The main purpose of the nonce is to protect your site from malicious hacking attacks such as Cross-Site Request Forgery (CSRF) or sometimes pronounced sea-surf or XSRF, which is used to trick someone to submit a form or click on a link that will cause harm to your site.
It is very simple. As I mentioned earlier that it is generated by WordPress itself and when a form is submitted or a link is clicked, WordPress checks the nonce value and if it matches, you are free to proceed.
A thing to remember, you don’t need to do anything about nonce in those forms or links which are generated by WordPress, like “add post”, “edit post”, but you have to use nonce in your custom build plugins or themes you will create later.
Before we walk you through a complete example of how to implement a nonce in a form or in a URL, lets us understand how the nonce works in WordPress.
There are three steps that we must follow to implement a nonce in WordPress plugin or a theme:
1. How to create a nonce.
2. How to pass a nonce through a Form or URL.
3. How to verify a nonce before doing a specific action.
To create a nonce, there is a function name “wp_create_nonce ($action)”, which generates and returns a unique value based on the current time and the $action.
The “$action” parameter is optional but recommended, $action parameter refers to what will happen.
$nonce= wp_create_nonce('delete-post');
How to pass a nonce in URLs.
<a href="myplugin.php?_wpnonce=<?php echo $nonce; ?>">
How to pass a nonce in Forms.
<form method="post"><?php wp_nonce_field( 'name_of_my_action', 'name_of_nonce_field' );?> <!-- some inputs here ... --> </form>
We use “wp_nonce_field($action,$name)” to pass a nonce through forms. wp_nonce_field() function will generate a hidden input field which stores a nonce value and can be retrieved later on.
The parameter “name_of_my_action” is the context in which you are using the nonce field and “name_of_nonce_field” is any name you want to specify.
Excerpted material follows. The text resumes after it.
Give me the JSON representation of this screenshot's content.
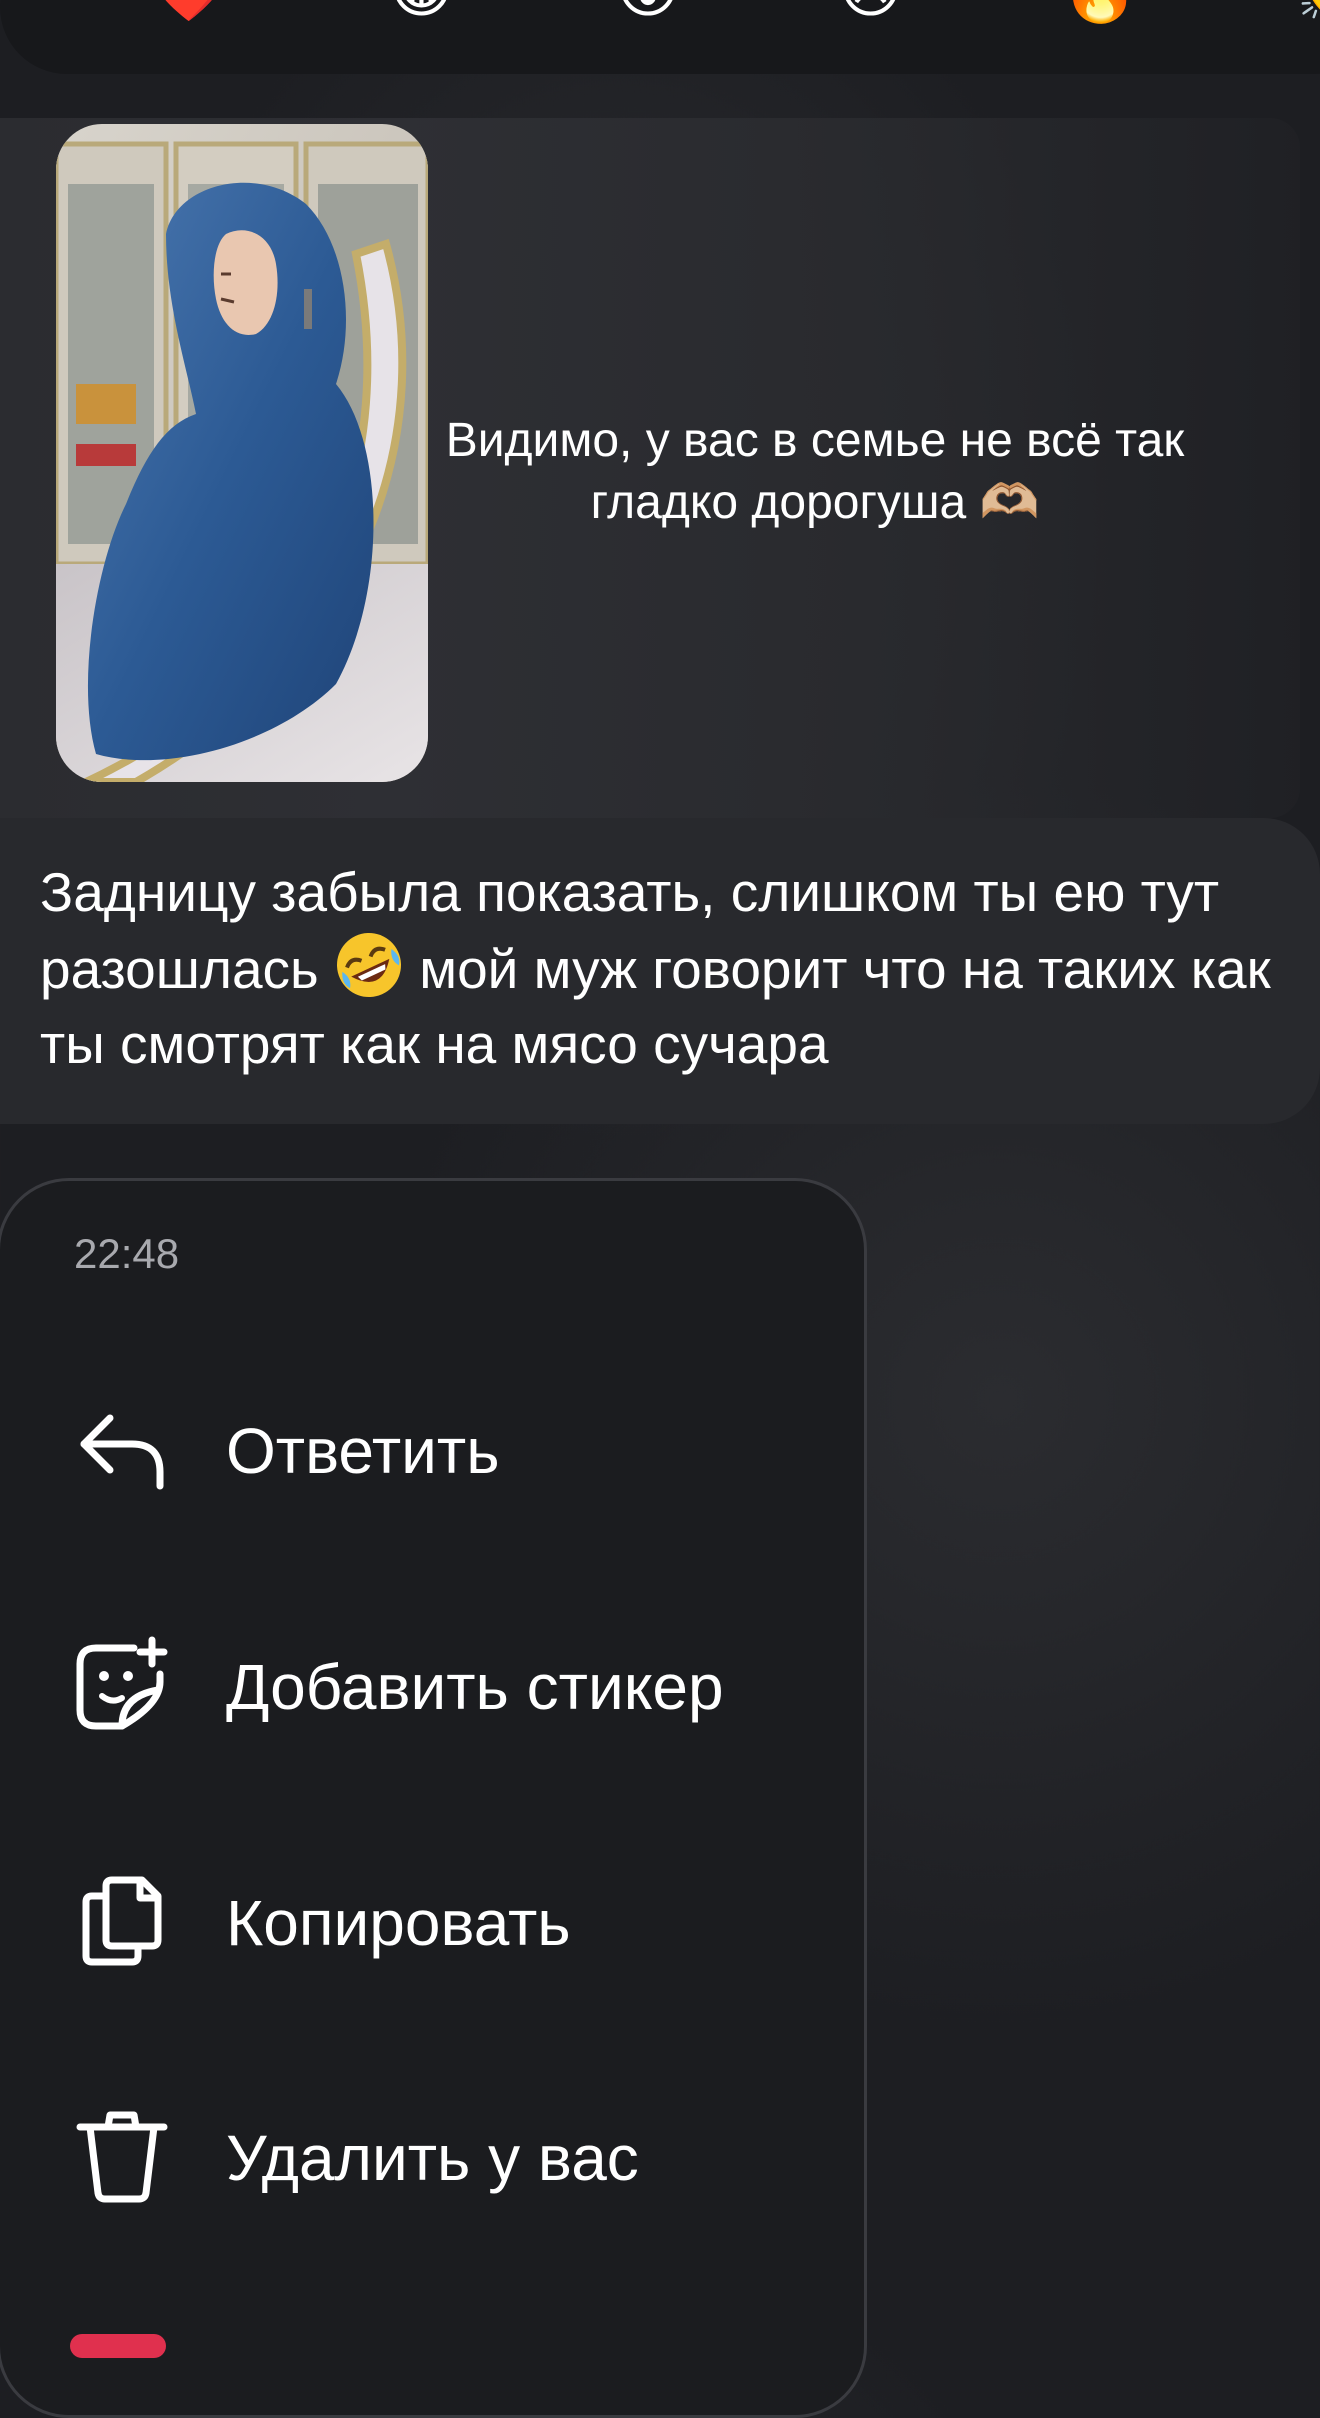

Default is “_wpnonce”. It’s better to use $action and $name parameter for better security.
After putting it into the form you can get it like this:
if ( isset( $_POST['name_of_nonce_field'] ) &&
wp_verify_nonce( $_POST[‘name_of_nonce_field’], ‘name_of_my_action’ ) ) {
// process form data
} else {
print ‘Sorry, your nonce did not verify. It is a secure WordPress site. go get a coffee !!';
exit;
}
In this example, we are creating a form and an embedded nonce field in it. This form can be used for your contact page or anything you like for your site where you are taking inputs from users.
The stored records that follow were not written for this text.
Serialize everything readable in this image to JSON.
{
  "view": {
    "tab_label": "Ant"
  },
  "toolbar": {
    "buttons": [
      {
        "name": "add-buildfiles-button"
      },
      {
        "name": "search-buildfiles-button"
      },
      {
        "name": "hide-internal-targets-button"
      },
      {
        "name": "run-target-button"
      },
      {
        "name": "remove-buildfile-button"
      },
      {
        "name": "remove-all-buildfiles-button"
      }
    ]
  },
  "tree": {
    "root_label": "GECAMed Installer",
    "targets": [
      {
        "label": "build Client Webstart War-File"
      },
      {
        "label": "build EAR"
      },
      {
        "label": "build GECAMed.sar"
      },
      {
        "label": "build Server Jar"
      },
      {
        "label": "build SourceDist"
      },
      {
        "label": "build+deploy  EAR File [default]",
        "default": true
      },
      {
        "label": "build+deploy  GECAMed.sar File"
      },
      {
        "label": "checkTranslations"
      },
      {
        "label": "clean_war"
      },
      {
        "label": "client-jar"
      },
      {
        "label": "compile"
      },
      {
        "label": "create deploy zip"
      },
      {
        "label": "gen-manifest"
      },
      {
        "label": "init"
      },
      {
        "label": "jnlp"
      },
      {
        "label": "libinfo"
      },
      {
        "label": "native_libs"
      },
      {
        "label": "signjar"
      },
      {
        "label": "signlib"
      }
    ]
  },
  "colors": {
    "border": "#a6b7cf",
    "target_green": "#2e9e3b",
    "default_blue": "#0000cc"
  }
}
The HTML code for the form is (notice the wp_nonce_field function):
<form id="form">
<?php wp_nonce_field( 'contact_form_submit', 'cform_generate_nonce' );?>
<label>Name</label> <input type="text" name="name" class="text" id="name"><br>
<label>Email</label> <input type="email" name="email" class="text" id="email"><br>
<label>Subject</label> <input type="text" name="subject" class="text" id="subject"><br>
<label>Message</label><textarea id="message" class="textarea" name="message"></textarea>
<input name="action" type="hidden" value="simple_contact_form_process" />
<input type="submit" name="submit_form" class="button" value="send Message" id="sendmessage">
<div class="formmessage"><p></p></div>
</form>
So, you have your contact form ready and now want to take the data from form inputs and process it. Form Inputs are the doors where mostly malicious attacks happen and hackers run anything they like. So, you should properly sanitize your inputs which are very important for your website security.
Here is how you will verify nonce in your contact form.
<?php
if(isset($_POST['submit_form'])) {
if(!wp_verify_nonce('cform_generate_nonce','contact_form_submit')){
wp_die('Our Site is protected!!');
}else{
// process here your contact form with proper sanitize inputs.
}
}
?>
WordPress nonce is playing a very important role in WordPress security and I recommend it should be implemented in every WordPress plugin and theme, but I see many plugins and themes are not using it. If this article was helpful for you in any way I would love to hear your feedback.